This afternoon my wife and I went over to MOCA, where Dave Engdahl had set up a special conversation between Gustavo Godoy and members of the Northeast Florida Sculptors. Gusravo has just completed an installation in the MOCA Atrium as part of the “Project Atrium” program the new MOCA Director, Marcelle Poledrik has started.
The 30’ tall, silver painted wooden structure was really impressive – and inviting, especially since we had to sign waivers about crawling on the structure. It is named “Empty Alter/Empty Throne”.
Gustavo explained that he had been asked to participate in Project Atrium, had come to Jacksonville to check out the space and then returned home to LA to build the piece. Since it was so tall, he ended up building it as an outdoor structure with the hot sun and reflective paint adding to his sunburn. He also had only a two month deadline. He finished the structure, then had to disassemble the piece, pack it in a truck and reassemble once it arrived in Jacksonville – all 60 sub-assemblies.
He explained his process for creating a piece like this and that each piece on the structure was deliberately chose, both for the esthetic form and for structural integrity. This si particularly important sine Gustavo like to have people interact with his work, from the inside out.
After taking a few questions from us he invited us in to the sculpture and we all climbed in.

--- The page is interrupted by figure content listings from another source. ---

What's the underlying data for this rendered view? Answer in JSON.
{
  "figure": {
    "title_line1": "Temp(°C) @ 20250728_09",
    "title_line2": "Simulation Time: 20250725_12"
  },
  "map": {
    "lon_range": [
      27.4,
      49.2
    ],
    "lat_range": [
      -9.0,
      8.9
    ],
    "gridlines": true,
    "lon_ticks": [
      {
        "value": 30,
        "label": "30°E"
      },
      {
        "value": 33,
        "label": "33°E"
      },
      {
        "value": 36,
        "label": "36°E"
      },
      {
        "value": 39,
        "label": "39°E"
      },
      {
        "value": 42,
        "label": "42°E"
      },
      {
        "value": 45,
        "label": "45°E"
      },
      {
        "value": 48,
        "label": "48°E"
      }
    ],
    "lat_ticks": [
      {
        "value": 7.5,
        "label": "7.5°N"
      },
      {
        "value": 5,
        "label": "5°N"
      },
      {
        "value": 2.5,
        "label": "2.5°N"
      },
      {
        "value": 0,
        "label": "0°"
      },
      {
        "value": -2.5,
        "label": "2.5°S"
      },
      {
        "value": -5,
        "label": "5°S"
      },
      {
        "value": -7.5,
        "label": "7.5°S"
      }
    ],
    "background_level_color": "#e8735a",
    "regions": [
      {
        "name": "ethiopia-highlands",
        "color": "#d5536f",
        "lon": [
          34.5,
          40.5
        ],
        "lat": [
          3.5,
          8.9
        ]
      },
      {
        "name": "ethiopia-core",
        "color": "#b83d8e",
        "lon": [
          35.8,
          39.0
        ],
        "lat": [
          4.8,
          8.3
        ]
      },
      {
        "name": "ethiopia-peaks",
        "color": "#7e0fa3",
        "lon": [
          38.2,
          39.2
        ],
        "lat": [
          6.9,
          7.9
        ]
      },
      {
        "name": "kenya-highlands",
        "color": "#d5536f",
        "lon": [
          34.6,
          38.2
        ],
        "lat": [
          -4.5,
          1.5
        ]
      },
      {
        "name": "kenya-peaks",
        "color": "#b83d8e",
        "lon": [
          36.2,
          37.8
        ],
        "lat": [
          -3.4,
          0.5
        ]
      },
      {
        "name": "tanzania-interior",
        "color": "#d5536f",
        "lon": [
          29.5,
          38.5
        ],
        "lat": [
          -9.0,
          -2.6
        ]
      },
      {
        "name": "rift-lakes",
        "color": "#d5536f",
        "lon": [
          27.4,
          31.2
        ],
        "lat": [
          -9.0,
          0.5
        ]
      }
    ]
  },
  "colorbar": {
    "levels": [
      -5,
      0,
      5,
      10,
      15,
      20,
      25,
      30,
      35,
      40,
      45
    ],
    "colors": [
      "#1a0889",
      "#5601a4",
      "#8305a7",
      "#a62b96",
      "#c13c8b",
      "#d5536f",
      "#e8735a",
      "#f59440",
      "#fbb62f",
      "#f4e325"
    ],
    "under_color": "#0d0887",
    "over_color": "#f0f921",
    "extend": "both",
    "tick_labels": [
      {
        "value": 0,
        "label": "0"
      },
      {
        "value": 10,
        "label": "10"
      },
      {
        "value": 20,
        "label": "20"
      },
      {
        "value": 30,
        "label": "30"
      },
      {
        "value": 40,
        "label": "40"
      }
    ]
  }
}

Gustavo continued to answer our questions and give us more insight into his creative process. He is a very personable guy and was very encouraging challenging all of us to continue to push our art.
“Empty Alter/Empty Throne” will be on display at MOCA until March, after which the Museum will try to find a permanent home in Jacksonville. Thanks to Dave for setting up a great opportunity this afternoon.
As we were getting ready to leave, I had my opportunity – filling the Empty Throne.